MicroRNAs accommodate their target genes to exercise their functions, such as miR-21, FASLG, miR-200c, and ZEB2 [9,15]. Thus, bioinformatics software was used to predict the target gene of miR-338-3p. Among predicted candidate genes, MACC1 gene is the most conserved and recommended for use.

The MACC1 gene was first discovered by Stein in 2009 [16]. Studies have reported that MACC1 is up-regulated in many kinds of malignant tumors, such as colon cancer, gastric cancer, and glioma [17-19]. In our previous research, the metastasis-associated in colon cancer-1 (MACC1) gene was confirmed to be over-expressed in glioma tissue and we found that silencing of MACC1 promoted chemosensitivity to DDP of U251 cells [8]. Previous studies reported MACC1 gene can activate the HGF/Met signal pathway to promote tumorigenesis, malignant development, and metastasis [20,21]. However, the cause of MACC1 up-regulation in glioma and its effects in the regulation of miR-338-3p to malignant biological behaviors of glioma cells are still unclear.

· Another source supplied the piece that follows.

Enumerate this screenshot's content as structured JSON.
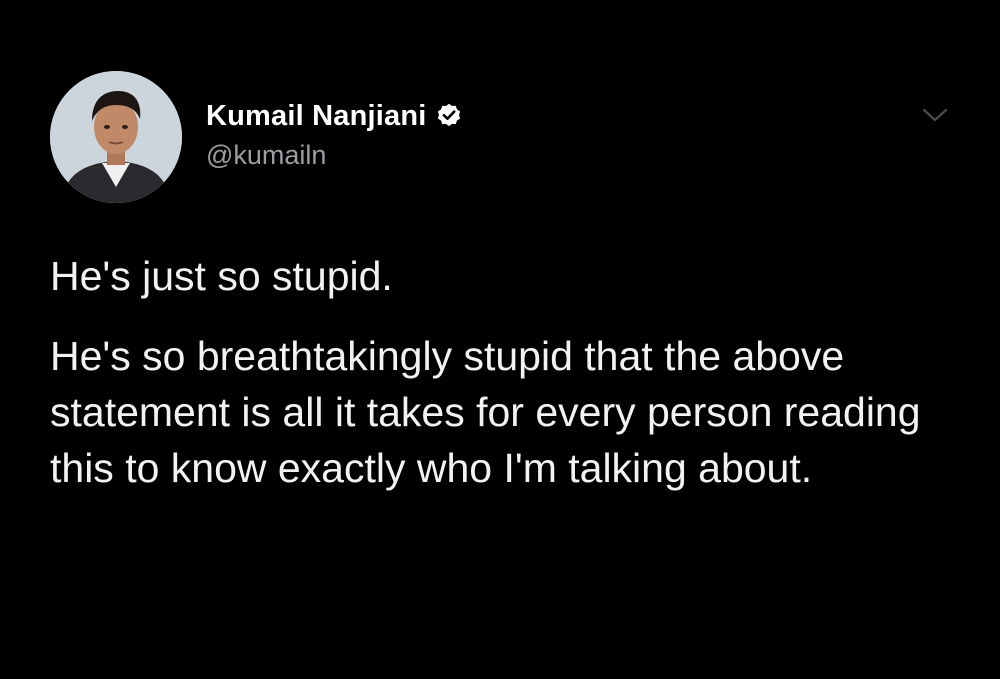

The conclusion that MACC1 is a target gene of miR-338-3p was confirmed by a series of gain-of-function experiments. First, luciferase reporter assay identified miR-338-3p could specifically combine with 3′-UTRs of MACC1 at 1932–1938 bp and can silence the expression of luciferase. Second, the biotin-avidin pull-down assay powerfully validated the specific and direct combination between MACC1 mRNA and miR-338-3p. Third, anti-miR-338-3p enhancement can negatively regulate MACC1 protein expression at the post-translational level, and miR-338-3p silencing displayed contradictory regulative effectiveness. The targeted modulation of miR-338-3p to MACC1 gene was also reported in gastric cancer [18].

Because miR-338-3p over-expression inhibits malignant biological behaviors of glioma cells, and MACC1 is a pivotal target gene of miR-338-3p, we hypothesized that miR-338-3p might regulate malignant biological behaviors through directly down-regulating MACC1. Then, the pc-MACC1 was transfected to up-regulate the expression of MACC1 in U251 and U87 cells with miR-338-3p up-regulation. Our experiments found that up-regulation of MACC1 could sharply promote malignant biological behaviors of glioma cells. The regulatory effects of pre-miR-338-3p on malignant biological behaviors can be partly reversed by MACC1 up-regulation. Accordingly, the verification of MACC1 as a target gene of miR-338-3p offers a probable explanation of how the under-expression of miR-338-3p can function as a tumor-suppressing gene in glioma, and how miR-338-3p might influence chemosensitivity of glioma cells to DDP through targeting the MACC1 gene.

Conclusions

miR-338-3p acts as a tumor-suppressor gene whose silencing can inhibit malignant biological behaviors of glioma cells. MACC1 is a target gene of miR-338-3p, and miR-338-3p regulates malignant biological behaviors of glioma cells, partly through directly silencing MACC1 expression.